“With Confidence and Satisfaction”: Los Angeles Gas and Electric Corporation’s “The L.A. Service Review,” 1 April 1929

by Paul R. Spitzzeri

Among the many remarkable transformations in Los Angeles during the late 19th and early 20th centuries was the rise of the use of electricity and gas for all manner of commercial and residential purposes, from street lighting to manufacturing to cooking in the home. We tend to take for granted the ability to flip a switch or turn on a burner; that is, until we have a blackout or there is an interruption in our gas service. Suddenly and starkly, we realize just how dependent we are on our utilities to provide us the materials we need for so much of daily life.

Los Angeles had its first gas works in 1866, with a small plant located on the west side of Main Street across the Plaza and its first street lights were gas-lit lamps. The city got in early on the use of electric streetlights when its city council issued a two-year contract in September 1882 to Charles H. Howland, who was with a San Francisco electric company, to develop a system. He very quickly set up a 30 kilowatt (!) plant at the corner of Alameda and Banning streets, between Temple and First and the Los Angeles Electric Company incorporated the following month with $150,000 in stock issued in $10 increments. One of the incorporators was Robert M. Widney, who was president (and F.P.F. Temple, the first treasurer) of the Spring and Sixth Street Railway, the first streetcar system in town. It was best known at the time for installing and maintaining several 150-foot tall light masts.

Sacramento Bee, 24 October 1882.

The company grew by leaps and bounds as the Boom of the Eighties following within several years and, by the early 1890s, it was renamed the Los Angeles Gas and Electric Company—see below for more on this history. With more exponential growth as the city and outlying areas developed, the firm was reconstituted, with a merger of a Pasadena gas and electric firm, in 1909 as the Los Angeles Gas and Electric Corporation. It continued in operation for over a quarter of a century and was, after voter approval of a $47 million bond issue in December 1936, the electric unit was acquired by the city-owned Bureau of Light and Power. The final arrangements were in place during early 1937 and later that year the bureau was reorganized as the Department of Water and Power. The gas portion of the company was sold to Southern California Gas Corporation.

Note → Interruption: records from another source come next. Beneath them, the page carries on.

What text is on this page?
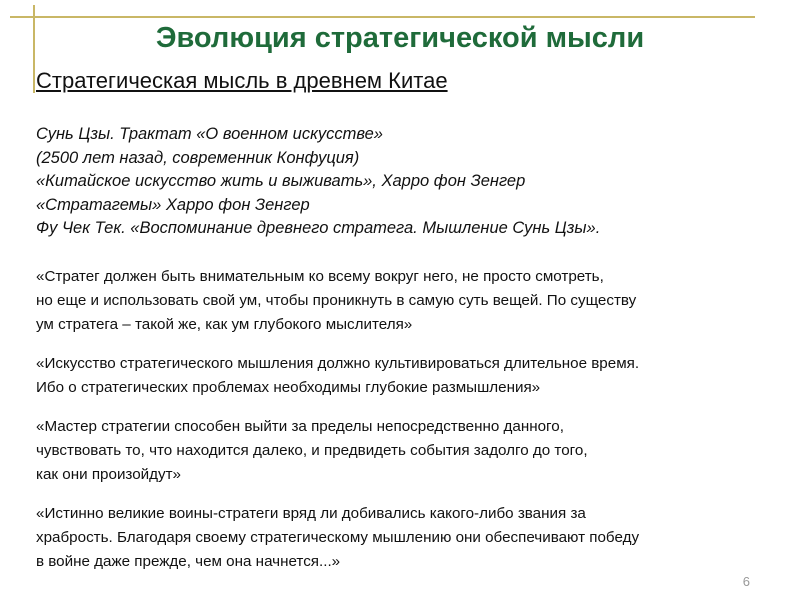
Эволюция стратегической мысли
Стратегическая мысль в древнем Китае
Сунь Цзы. Трактат «О военном искусстве»
(2500 лет назад, современник Конфуция)
«Китайское искусство жить и выживать», Харро фон Зенгер
«Стратагемы» Харро фон Зенгер
Фу Чек Тек. «Воспоминание древнего стратега. Мышление Сунь Цзы».
«Стратег должен быть внимательным ко всему вокруг него, не просто смотреть,
но еще и использовать свой ум, чтобы проникнуть в самую суть вещей. По существу
ум стратега – такой же, как ум глубокого мыслителя»
«Искусство стратегического мышления должно культивироваться длительное время.
Ибо о стратегических проблемах необходимы глубокие размышления»
«Мастер стратегии способен выйти за пределы непосредственно данного,
чувствовать то, что находится далеко, и предвидеть события задолго до того,
как они произойдут»
«Истинно великие воины-стратеги вряд ли добивались какого-либо звания за
храбрость. Благодаря своему стратегическому мышлению они обеспечивают победу
в войне даже прежде, чем она начнется...»
6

Tonight’s featured object from the Homestead’s collection is the 1 April 1929 edition of the corporation’s quarterly magazine, The L.A. Service Review. At the end of the publication is a short piece titled “30 Years Have Made a Difference” with a photo showing the modest gas works of the end of the 19th century and the much larger plant of the late Twenties, situated just west of the Los Angeles River not far from where the electric company’s little plant was situated. The article noted that “thirty years ago, we made coal and water gas, chiefly from coal brought from Australia or Wales,” whereas power generation was localized in 1929. Moreover, production in the late Ninties “was not twice as much as our consumers how use in a single cold day.”

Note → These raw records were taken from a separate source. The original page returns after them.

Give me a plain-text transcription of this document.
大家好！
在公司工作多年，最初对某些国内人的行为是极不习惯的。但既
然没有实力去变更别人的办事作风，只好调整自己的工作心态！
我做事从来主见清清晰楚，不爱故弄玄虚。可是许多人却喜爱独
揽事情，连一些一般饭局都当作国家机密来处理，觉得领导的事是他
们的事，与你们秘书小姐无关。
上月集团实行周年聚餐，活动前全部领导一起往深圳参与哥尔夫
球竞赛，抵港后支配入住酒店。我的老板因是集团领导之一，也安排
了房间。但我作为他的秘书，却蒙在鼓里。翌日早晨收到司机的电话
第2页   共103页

Another notable article was a summary of the mid-winter meeting of the American Gas Association held in the city in early February. When eastern gas company executives arrived by train at San Bernardino, they were transported to the Mission Inn in Riverside for a lunch with the reception committee comprised of LAG&E president Addison Day; F.S. Wade, who was the head of the Southern Counties Gas Company; and A.B. MacBeth, president of the Southern California Gas Company, now SoCal Gas, long the dominant firm in our region outside of the City of Los Angeles.

The conference was held at the Biltmore Hotel with sessions concerning technical matters in the industry, while papers were given by nationally recognized men in the field. Among the facts cited in the article was the 14.5 million homes were supplied with gas around the country and that nearly half of the 28 million families in America cooked with gas. Natural gas production in 1928 totaled 1.5 trillion cubic feet, while maufactured gas totaled 500 billion cubic feet. Gas was involved in above 21,000 manufacturing uses as well as “for such domestic purposes as house heating, water heating, refrigeration and cooking.” Again, over 90 years later, we’ve become accustomed to the ubiquitous use of gas in our lived, but, in 1929, there were plenty of people who could easily remember the pre-gas era.

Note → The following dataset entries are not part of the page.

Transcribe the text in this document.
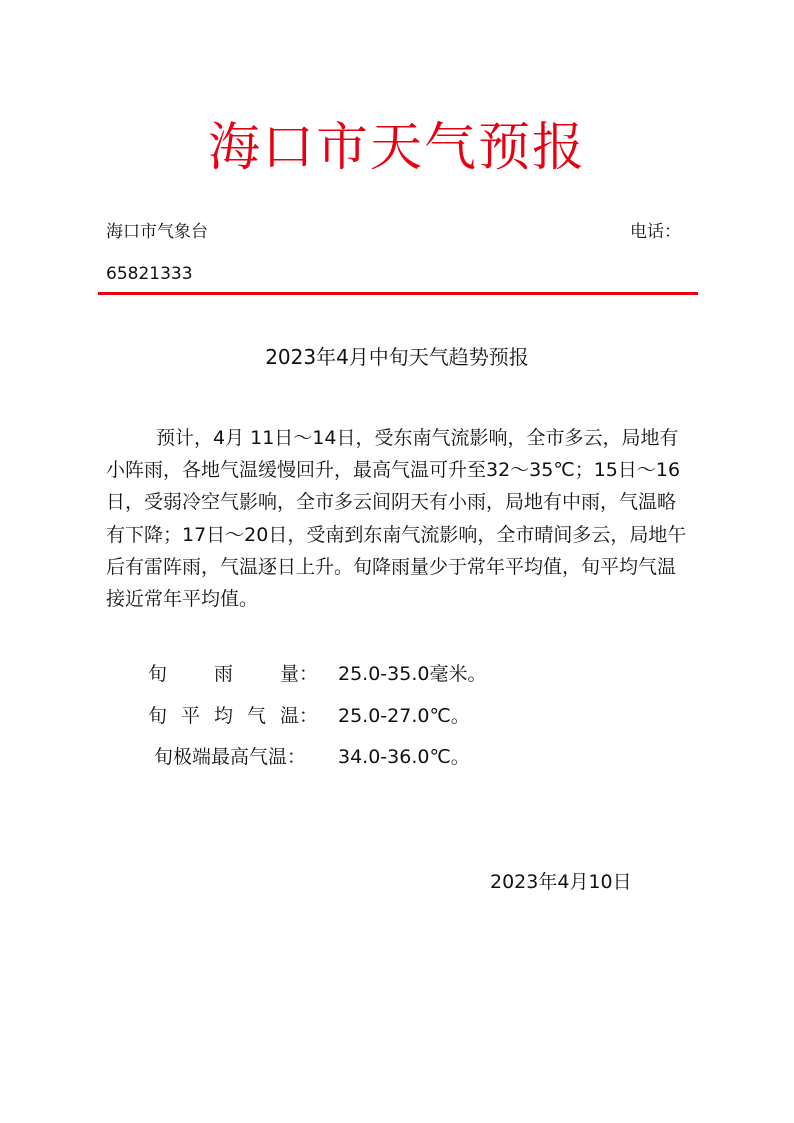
海口市天气预报
海口市气象台	电话：
65821333
2023年4月中旬天气趋势预报

预计，4月 11日～14日，受东南气流影响，全市多云，局地有小阵雨，各地气温缓慢回升，最高气温可升至32～35℃；15日～16日，受弱冷空气影响，全市多云间阴天有小雨，局地有中雨，气温略有下降；17日～20日，受南到东南气流影响，全市晴间多云，局地午后有雷阵雨，气温逐日上升。旬降雨量少于常年平均值，旬平均气温接近常年平均值。

旬 雨 量： 25.0-35.0毫米。
旬 平 均 气 温： 25.0-27.0℃。
旬极端最高气温：	34.0-36.0℃。
2023年4月10日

Pasadena Post, 13 March 1929.

A week after the conference, the company held its “Old Guard” banquet at the Biltmore, with that moniker applied to those who worked at the firm for at least a decade. There were over 360 such members of that “club,” with more than thirty achieving that rank at the confab. Among those who could boast of thirty years of service was Vice-President Champ S. Vance, one of the original incorporators of 1909, while an inspector, a salesman and the chief salesman were also recognized for their achievement, though there were five employees who had more than thirty-five years of service. There were a baker’s dozen of 25-year employees, almost twenty who’d put in two decades, and fifteen who’d worked for the firm for that number of years.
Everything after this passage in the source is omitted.